Tackled on public service pensions, Ed Miliband felt that maximum pressure should be exerted before 30 November, so that if strikes went ahead it would be clear that the government was to blame.  He agreed that the living wage is an idea whose time has come, and he was talking with business minister Chuka Umunna about Labour’s response to attacks on employment rights, particularly charging for employment tribunals and restricting claims for unfair dismissal.  For young people Labour would cap student fees at £6,000, and review whether to restore the educational maintenance allowance.

Ed Miliband believed the Tories were alarmed about falling support among women, and this explained David Cameron’s flurry of announcements on elective Caesareans, easier adoption and allowing royal women equal succession rights.  None of these would tackle women’s basic need for jobs, fair pay, public services and security for themselves and their families.  Nor would they protect an estimated 25,000 women every year who suffer domestic violence but would no longer be able to get legal aid.
I asked about the mystery policy documents, launched at conference without being seen by MPs, the national policy forum or the NEC.  Ed Miliband said they came from the shadow cabinet groups:  he had not intended to bypass party structures, and the NEC should have been kept informed.  I would hope for more of a partnership, along the lines of his wide-ranging discussions before the 2010 election.

This linked into a presentation on Partnership into Power.  Liam Byrne’s New Politics Fresh Ideas exercise made four million contacts and gathered 6,000 written responses.  However submissions on policy- making processes showed a degree of cynicism.  Peter Hain said that some people wanted more time and comments would be accepted at http://members.labour.org.uk/policymaking up to 31 January 2012, though I suspect this is more about cutting the union share of the conference vote than addressing deeper issues.  The next national policy forum will not be till summer 2012, particularly frustrating for constituency representatives who wonder they bothered.  It was suggested that they could lead further consultation, but members are tired of talking about structures: they want engagement and action.

Going Forward

Harriet Harman said that it was important to blend political and organisational strategies, and others emphasised the need to work in every seat, not just the marginals.  They asked for campaign materials which are straightforward but not patronising.  Iain McNicol reported on the management and commercial review led by Charles Allen, and gave an update on finances.  One point deserves wider publicity:  the press often claim that Labour is wholly dependent on the unions, but this is because only large donations must be declared to, and published by, the electoral commission.  In fact over a third of our income is from members’ subscriptions and small donations, and union funding is itself composed of a few pounds each from millions of individual levy-payers. Lies, damn lies and statistics …

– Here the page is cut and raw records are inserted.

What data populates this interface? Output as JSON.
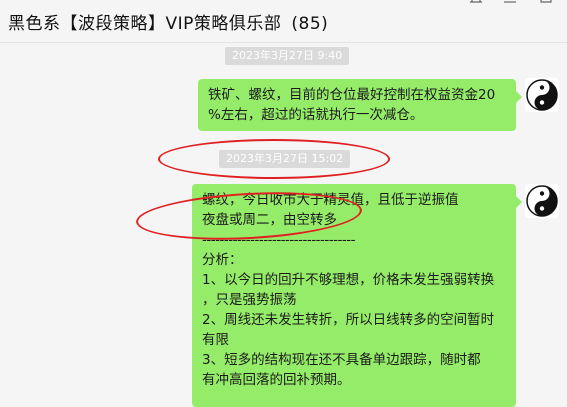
{
  "window": {
    "title": "黑色系【波段策略】VIP策略俱乐部",
    "member_count": "(85)",
    "controls": {
      "pin": "pin-icon",
      "minimize": "minimize-icon",
      "maximize": "maximize-icon"
    }
  },
  "messages": [
    {
      "timestamp": "2023年3月27日 9:40",
      "avatar_icon": "yin-yang-icon",
      "lines": [
        "铁矿、螺纹，目前的仓位最好控制在权益资金20",
        "%左右，超过的话就执行一次减仓。"
      ]
    },
    {
      "timestamp": "2023年3月27日 15:02",
      "avatar_icon": "yin-yang-icon",
      "lines": [
        "螺纹，今日收市大于精灵值，且低于逆振值",
        "夜盘或周二，由空转多",
        "-----------------------------------",
        "分析：",
        "1、以今日的回升不够理想，价格未发生强弱转换",
        "，只是强势振荡",
        "2、周线还未发生转折，所以日线转多的空间暂时",
        " 有限",
        "3、短多的结构现在还不具备单边跟踪，随时都",
        "有冲高回落的回补预期。"
      ]
    }
  ],
  "colors": {
    "bubble": "#95ec69",
    "annotation": "#e02020",
    "timestamp_bg": "#dadada",
    "background": "#f5f5f5"
  }
}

And finally alert members may have noticed that e-mails from the party are now suffixed @labour.org.uk rather than @new.labour.org.uk … so we are once again plain Labour and proud of it.

Questions and comments are welcome, and I am happy for this to be circulated to members as a personal account, not an official record. Reports of meetings from July 2008 onwards are at http://www.labourblogs.com/public-blog/annblack, with earlier reports at www.annblack.com.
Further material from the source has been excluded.